Understanding the metabolic alterations of tumors remains an important task. It will help to not only delineate the mechanisms of metabolic pathway changes in cancer to facilitate early detection but also predict drug responsiveness and contribute to developing novel therapeutic strategies. Examples of metabolic biomarkers with diagnostic potential in human cancers are:
- Decreased lysophosphatidylethanolamine LPE and increased ceramide in serum of breast cancer patients.
- Decreased choline and linoleic acid in serum of lung cancer patients.

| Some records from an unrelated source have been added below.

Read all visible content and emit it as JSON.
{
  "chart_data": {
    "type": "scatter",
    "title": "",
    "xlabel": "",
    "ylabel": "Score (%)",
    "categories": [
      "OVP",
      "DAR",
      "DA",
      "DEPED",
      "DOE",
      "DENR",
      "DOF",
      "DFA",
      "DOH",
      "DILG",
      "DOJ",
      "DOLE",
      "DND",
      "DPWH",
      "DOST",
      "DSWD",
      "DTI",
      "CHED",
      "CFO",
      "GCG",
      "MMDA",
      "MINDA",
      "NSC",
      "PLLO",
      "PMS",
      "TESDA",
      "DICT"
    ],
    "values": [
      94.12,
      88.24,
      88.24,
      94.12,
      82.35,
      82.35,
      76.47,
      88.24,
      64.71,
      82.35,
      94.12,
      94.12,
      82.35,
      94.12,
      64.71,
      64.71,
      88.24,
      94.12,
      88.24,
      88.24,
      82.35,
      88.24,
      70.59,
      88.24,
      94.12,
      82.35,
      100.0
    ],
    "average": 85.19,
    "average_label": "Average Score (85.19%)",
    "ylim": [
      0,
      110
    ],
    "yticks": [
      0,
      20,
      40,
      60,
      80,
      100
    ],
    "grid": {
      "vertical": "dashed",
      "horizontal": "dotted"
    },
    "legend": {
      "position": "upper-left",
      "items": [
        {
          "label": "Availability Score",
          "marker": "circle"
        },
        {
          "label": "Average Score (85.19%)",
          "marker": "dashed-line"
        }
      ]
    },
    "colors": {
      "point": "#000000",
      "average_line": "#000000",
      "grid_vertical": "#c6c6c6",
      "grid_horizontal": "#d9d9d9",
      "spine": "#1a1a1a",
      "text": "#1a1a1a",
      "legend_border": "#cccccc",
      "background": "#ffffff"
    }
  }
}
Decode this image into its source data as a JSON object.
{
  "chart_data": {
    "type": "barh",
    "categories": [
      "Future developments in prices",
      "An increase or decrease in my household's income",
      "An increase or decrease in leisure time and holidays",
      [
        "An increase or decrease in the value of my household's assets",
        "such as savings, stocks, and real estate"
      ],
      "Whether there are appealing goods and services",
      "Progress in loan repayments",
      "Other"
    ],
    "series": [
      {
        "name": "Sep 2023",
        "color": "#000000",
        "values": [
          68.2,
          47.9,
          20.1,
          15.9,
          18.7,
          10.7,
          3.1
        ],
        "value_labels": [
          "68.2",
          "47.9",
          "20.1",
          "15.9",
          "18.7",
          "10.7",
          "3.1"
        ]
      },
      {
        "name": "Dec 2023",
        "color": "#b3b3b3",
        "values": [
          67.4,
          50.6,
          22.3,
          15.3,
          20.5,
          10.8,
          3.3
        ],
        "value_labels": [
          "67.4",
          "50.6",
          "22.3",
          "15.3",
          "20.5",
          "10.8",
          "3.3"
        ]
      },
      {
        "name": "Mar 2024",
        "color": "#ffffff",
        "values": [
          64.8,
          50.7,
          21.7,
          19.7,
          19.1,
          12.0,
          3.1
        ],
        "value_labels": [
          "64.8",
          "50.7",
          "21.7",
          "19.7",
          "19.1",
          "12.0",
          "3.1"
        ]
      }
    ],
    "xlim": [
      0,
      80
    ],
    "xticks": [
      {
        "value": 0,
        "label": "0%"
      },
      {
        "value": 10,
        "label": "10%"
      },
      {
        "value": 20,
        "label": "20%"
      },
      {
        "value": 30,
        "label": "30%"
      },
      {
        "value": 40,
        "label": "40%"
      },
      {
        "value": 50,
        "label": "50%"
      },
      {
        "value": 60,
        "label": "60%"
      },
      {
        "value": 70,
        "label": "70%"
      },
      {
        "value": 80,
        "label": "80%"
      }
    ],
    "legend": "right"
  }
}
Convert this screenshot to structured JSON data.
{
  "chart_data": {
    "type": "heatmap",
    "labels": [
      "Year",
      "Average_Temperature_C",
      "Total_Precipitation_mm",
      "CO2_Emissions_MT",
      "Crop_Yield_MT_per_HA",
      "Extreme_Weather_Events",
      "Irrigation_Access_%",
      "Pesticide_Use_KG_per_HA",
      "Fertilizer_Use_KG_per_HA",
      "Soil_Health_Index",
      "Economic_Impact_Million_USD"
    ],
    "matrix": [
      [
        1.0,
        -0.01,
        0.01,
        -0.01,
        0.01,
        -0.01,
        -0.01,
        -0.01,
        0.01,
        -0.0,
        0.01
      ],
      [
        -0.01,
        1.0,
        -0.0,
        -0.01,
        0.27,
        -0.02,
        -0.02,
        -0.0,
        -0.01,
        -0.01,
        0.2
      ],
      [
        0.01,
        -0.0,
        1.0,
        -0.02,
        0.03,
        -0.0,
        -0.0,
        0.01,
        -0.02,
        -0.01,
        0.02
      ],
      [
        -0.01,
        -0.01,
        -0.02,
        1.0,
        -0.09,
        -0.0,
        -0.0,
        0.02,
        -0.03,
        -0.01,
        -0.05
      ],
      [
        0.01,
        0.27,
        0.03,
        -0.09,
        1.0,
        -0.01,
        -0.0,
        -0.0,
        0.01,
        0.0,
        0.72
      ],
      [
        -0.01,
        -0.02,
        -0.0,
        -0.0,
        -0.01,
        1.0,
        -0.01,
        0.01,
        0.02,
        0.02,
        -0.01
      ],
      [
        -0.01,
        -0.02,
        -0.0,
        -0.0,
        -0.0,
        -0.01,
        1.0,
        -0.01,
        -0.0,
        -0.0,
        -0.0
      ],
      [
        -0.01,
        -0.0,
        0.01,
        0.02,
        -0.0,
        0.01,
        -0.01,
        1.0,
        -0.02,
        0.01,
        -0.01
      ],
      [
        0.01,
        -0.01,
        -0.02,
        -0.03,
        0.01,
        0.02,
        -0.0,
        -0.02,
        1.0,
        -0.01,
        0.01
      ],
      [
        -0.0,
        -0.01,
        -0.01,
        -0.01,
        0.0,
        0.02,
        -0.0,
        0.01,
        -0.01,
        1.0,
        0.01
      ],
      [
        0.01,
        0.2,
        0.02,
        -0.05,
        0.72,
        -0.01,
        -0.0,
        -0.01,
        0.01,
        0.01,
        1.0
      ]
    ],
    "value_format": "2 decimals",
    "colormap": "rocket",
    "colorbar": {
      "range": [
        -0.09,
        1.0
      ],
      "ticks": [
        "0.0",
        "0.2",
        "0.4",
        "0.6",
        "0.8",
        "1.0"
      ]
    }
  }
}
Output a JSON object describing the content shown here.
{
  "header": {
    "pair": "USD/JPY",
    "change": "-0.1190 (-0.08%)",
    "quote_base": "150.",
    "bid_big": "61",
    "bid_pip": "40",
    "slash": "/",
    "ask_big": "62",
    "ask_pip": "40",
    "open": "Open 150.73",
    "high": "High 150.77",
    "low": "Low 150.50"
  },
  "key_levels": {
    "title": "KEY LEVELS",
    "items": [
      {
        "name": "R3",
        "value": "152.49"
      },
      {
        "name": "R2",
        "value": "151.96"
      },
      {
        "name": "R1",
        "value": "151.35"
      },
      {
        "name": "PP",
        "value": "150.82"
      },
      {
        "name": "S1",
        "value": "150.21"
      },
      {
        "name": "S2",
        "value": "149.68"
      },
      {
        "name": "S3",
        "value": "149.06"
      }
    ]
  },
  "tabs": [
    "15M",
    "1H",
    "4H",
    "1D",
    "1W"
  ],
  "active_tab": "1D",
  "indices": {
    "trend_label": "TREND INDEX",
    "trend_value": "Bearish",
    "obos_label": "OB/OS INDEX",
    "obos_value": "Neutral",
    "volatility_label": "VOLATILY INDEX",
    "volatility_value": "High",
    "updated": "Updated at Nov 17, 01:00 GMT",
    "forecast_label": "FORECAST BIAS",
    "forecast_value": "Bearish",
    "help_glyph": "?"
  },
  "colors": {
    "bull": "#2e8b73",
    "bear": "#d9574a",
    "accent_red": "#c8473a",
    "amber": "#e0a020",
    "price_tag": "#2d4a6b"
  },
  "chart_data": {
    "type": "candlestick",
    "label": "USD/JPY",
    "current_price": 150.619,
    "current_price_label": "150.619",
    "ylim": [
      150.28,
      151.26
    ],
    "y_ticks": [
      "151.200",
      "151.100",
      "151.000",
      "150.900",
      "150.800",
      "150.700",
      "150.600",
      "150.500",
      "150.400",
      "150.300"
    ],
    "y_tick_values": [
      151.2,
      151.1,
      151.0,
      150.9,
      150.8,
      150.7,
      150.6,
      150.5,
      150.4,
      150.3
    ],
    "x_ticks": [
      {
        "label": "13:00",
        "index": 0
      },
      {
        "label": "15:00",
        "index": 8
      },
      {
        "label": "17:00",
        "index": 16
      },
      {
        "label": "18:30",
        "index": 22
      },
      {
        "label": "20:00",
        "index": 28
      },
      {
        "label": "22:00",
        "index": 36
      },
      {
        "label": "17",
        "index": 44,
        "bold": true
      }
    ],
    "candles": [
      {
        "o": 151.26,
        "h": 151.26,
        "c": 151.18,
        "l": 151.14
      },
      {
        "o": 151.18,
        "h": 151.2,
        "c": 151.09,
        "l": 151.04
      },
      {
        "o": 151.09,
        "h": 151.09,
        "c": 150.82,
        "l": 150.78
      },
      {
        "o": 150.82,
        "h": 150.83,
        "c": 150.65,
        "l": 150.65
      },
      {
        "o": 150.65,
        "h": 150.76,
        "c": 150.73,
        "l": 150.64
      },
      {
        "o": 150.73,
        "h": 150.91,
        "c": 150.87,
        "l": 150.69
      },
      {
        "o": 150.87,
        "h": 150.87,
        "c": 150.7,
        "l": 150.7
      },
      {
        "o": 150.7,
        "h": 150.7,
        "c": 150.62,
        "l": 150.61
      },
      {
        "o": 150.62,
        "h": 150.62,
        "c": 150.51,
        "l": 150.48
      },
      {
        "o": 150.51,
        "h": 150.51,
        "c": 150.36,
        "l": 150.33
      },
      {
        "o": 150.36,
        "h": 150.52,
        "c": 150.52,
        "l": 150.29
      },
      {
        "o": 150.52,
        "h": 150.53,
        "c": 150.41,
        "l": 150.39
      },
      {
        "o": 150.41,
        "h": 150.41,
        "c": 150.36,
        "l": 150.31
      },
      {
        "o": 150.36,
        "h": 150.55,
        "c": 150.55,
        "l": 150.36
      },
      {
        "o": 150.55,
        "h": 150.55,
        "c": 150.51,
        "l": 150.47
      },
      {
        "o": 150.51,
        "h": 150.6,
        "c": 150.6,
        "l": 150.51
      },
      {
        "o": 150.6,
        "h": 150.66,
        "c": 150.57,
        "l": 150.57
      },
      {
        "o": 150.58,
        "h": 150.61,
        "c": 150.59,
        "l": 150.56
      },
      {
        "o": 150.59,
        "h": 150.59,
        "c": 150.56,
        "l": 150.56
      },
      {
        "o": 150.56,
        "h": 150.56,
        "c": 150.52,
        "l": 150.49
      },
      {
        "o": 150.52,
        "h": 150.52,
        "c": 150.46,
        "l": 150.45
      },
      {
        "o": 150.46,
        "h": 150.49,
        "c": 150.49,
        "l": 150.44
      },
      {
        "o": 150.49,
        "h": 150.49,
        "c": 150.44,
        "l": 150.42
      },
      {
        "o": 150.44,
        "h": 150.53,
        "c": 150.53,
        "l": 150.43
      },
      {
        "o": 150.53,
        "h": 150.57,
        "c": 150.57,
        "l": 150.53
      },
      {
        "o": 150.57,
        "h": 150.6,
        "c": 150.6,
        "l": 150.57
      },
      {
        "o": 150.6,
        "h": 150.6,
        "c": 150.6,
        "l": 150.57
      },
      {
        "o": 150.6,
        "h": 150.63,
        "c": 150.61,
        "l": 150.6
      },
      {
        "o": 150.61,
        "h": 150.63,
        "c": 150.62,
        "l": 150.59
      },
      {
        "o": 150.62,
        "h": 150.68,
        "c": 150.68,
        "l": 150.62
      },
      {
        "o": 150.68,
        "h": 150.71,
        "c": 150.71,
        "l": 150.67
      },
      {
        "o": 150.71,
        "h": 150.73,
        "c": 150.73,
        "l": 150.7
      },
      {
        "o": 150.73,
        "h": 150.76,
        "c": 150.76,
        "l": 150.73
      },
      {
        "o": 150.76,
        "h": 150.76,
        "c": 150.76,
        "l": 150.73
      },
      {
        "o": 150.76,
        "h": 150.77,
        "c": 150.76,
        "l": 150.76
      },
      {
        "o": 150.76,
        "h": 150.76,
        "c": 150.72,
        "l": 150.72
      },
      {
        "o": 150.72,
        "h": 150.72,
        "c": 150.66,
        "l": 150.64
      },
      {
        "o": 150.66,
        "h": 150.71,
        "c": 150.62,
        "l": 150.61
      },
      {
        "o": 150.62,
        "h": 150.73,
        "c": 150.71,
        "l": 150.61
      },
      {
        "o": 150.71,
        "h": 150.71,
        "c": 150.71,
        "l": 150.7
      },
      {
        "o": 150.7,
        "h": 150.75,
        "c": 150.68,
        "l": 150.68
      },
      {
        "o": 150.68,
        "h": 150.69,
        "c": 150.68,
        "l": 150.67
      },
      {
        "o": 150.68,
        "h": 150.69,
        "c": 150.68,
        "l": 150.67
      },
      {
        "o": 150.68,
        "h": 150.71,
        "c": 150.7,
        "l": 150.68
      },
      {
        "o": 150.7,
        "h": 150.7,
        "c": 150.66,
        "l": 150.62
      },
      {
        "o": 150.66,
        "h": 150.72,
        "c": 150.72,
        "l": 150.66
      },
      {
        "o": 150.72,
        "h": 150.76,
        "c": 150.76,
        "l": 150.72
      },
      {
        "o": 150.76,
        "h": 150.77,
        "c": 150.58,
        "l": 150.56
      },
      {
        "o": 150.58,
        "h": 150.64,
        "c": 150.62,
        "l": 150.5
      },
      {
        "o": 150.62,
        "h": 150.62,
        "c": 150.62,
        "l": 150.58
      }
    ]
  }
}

- Elevated 3-hydroxypropionic acid reduced pyruvic acid (specific) in serum of gastric cancer patients.38
Biomarkers and Companion Diagnostics: The Key to Successful Precision Medicine
“Precision medicine” refers to tailoring medical treatment to the individual characteristics of each patient. Accounting for genetic, environmental, and lifestyle factors helps researchers identify the most effective approaches.
Personalizing therapy is not a novel concept. Blood typing, for example, has been used for decades to guide successful transfusions. However, informatics and information breakthroughs in genomics, such as whole genome/next-generation sequencing technologies, combined with other -omics signatures (proteomic and metabolomics), has allowed for patient stratification and the potential personalization of therapy.
To fully realize precision medicine, two components are essential:
- A targeted therapy
- A companion test to identify a biomarker
Companion diagnostics are used to identify the genes, proteins, and other signatures needed to implement a targeted therapy. This strategy allows the stratification of patients within a given disease, selecting only those who are likely to benefit.
Therefore, identifying biomarkers that can predict treatment response is critical for the success of precision therapy in cancer patients and the oncology drug development process. Companion diagnostics may also help provide additional information on treatment effectiveness or disease progression.
A major step forward in cancer biomarkers occurred in 2017 with the first-ever approval by the US FDA for a treatment based on a biomarker regardless of the cancer’s origin or location. The FDA granted an accelerated approval to Keytruda® (pembrolizumab, Merck) to treat adults and children who have unresectable solid tumors, specific genetic biomarkers (known as microsatellite instability-high (MSI-H) or deficient DNA mismatch repair (dMMR)), and a lack of satisfactory treatment alternatives or tumor progression following prior therapy.
This was followed a couple of months later by the first FDA approval of an NGS oncology panel test for multiple companion diagnostic indications. Together, these events marked an important step forward in precision medicine by ensuring the best pairing between patients and drugs.
Cancer biomarkers are crucial to discovering and developing novel cancer therapeutics. They are also key in clinical practice, where they have applications in risk assessment, diagnosis, prognosis, and determination of treatment efficacy and/or relapse.
Cancer biomarkers are increasingly facilitating the molecular definition of cancer. Clinicians and researchers require a comprehensive understanding of the molecular aspects, clinical utility, and reliability of biomarkers to determine whether and in what setting a biomarker is useful for patient care and whether additional evaluation is required before integration into routine medical practice. By linking therapeutics with diagnostics, biomarkers promise to play an important role in advancing personalized medicine.